Çevre

Gezegenin 'bağışıklık sistemi' nihayet işliyor

Ömer Madra, İstanbul'daki "iklim eylem günü"nde yaptığı konuşmada 'Gezegenin “bağışıklık sistemi” nihayet işlemeye başladı'dedi.

27 Ekim 2009 02:00

Ömer Madra: 350 kampanyasının başında yer alanlardan Bill McKibben’ın söylediği gibi, gezegenin “bağışıklık sistemi” nihayet işlemeye başladı: Dünyada fark yaratmaya hazır bilinçli vatandaşlardan söz ediyoruz.

Ömer Madra, İstanbul'daki "iklim eylem günü"nde bir konuşma yaptı.

Madra konuşmasında şunları söyledi:

Tarihin yapıldığı anlarda oralarda olmak iyidir. Hele bu sözünü ettiğimiz, tarih “sahnesi” ise,  onun ön sıralarında, hem seyirci, hem de bizzat oyuncu olarak yer almak hayli heyecan verici! Hem oyuncu, hem de seyirci olarak büyük birşeyin parçası olduğunu bilmek. Çok büyük bir şeyin! Çevre aktivisti ve yazar Bill Mckibben’ın söylediği gibi, gezegenin “bağışıklık sistemi”nin nihayet harekete geçtiğinin belirtileri ortaya çıktı bile; işte 24 Ekim Eylemleri.

24 Ekim, Uluslararası İklim Eylemi günü. Büyük bir gün. Benzetmek gibi olmasın, ama gezegenin geleceği için yürütülen 350 kampanyası bir virüs gibi yayıldı bütün dünyada. 181 ülkede 5,200’ün üzerinde aynı anda eylem yürütüldü! (Zaten dünyada da aşağı yukarı bu kadar ülke var!) Bilebildiğimiz kadarıyla, gezegenin, herhangi bir konuda şimdiye kadar gördüğü en büyük ve en yaygın siyasi eylemin bir parçası oluyoruz.

Gerçekten inanılmaz fotoğraflar yağıyor internetten. Yeni Zelanda’da gün doğarken başlayan ilk “resmî” eylemde yanardağa çıkan insanların günü coşkuyla karşılamasından, sabah Petrol-İş’in Boğaz’daki binasına asılan dev “İş, İklim, Adalet için 350” pankartına, Kız Kulesi önünde teknelerde dalgalandırılan pankartlardan, Ölü Deniz’in kıyılarında ortak eyleme girişen İsrailli-Filistinli-Ürdünlü aktivistlere, Çin’de 350 kilometrelik koşularını bugün sonuçlandıran 350 bisikletçiden, Everest’in tepesine 350 bayrağı diken Nepalli dağcılara, Moğolistan çöllerinde at koşturan aktivistlerden, Maldiv adalarında olağanüstü berraklıktaki denizin metrelerce altında sualtı lambalarıyla yazılmış zümrüt yeşili 350 yazısına kadar...
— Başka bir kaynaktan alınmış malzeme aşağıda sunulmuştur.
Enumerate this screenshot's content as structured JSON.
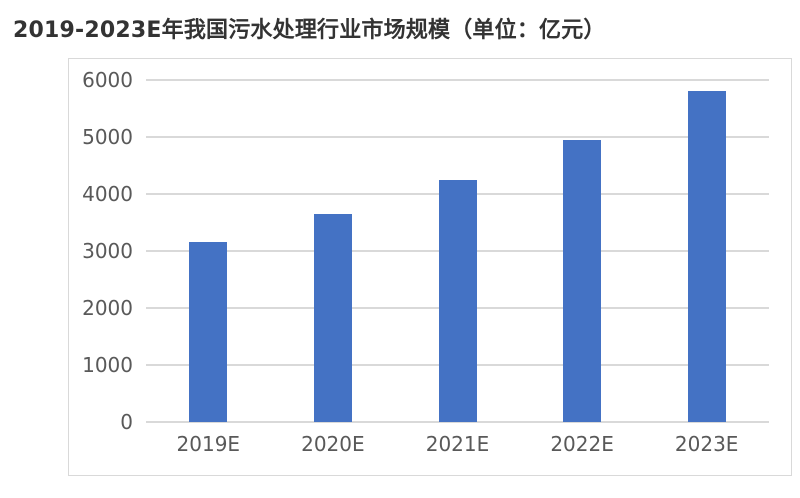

Gezegen tarihindeki en büyük siyasal eylemin, esrarengiz bir rakam ya da bilimsel bir veri üzerinde döndüğünü düşünmek, ilk bakışta şaşırtıcı geliyor insana. Bir çeşit hurufîlik gibi. Ama, öyle değil aslında. Bu, dünyamızdaki en önemli rakam. Kilit sayı. Atmosferi zehirli gazlarla doldurmanın üst sınırı bu işte: maksimum milyonda 350 parçacık. Daha fazlasını kaldırmıyor havamız. Oysa, şu anda 390 parçacığa ulaşmışız bile. Ama, işte, insanlar bunun önemini kavramaya başladı! 350 kampanyasının başında yer alanlardan Bill McKibben’ın söylediği gibi, gezegenin “bağışıklık sistemi” nihayet işlemeye başladı: Dünyada fark yaratmaya hazır bilinçli vatandaşlardan söz ediyoruz. İnsanlar, geleceklerinin, bilimin gereklerinin yapılmasına birebir bağlı olması gerektiğini anlamaya başlıyorlar artık. Seslerini yükseltiyor, siyasi liderlere “gerçek durumun gereğini yapın!” diye yüksek sesle çağrıda bulunuyorlar.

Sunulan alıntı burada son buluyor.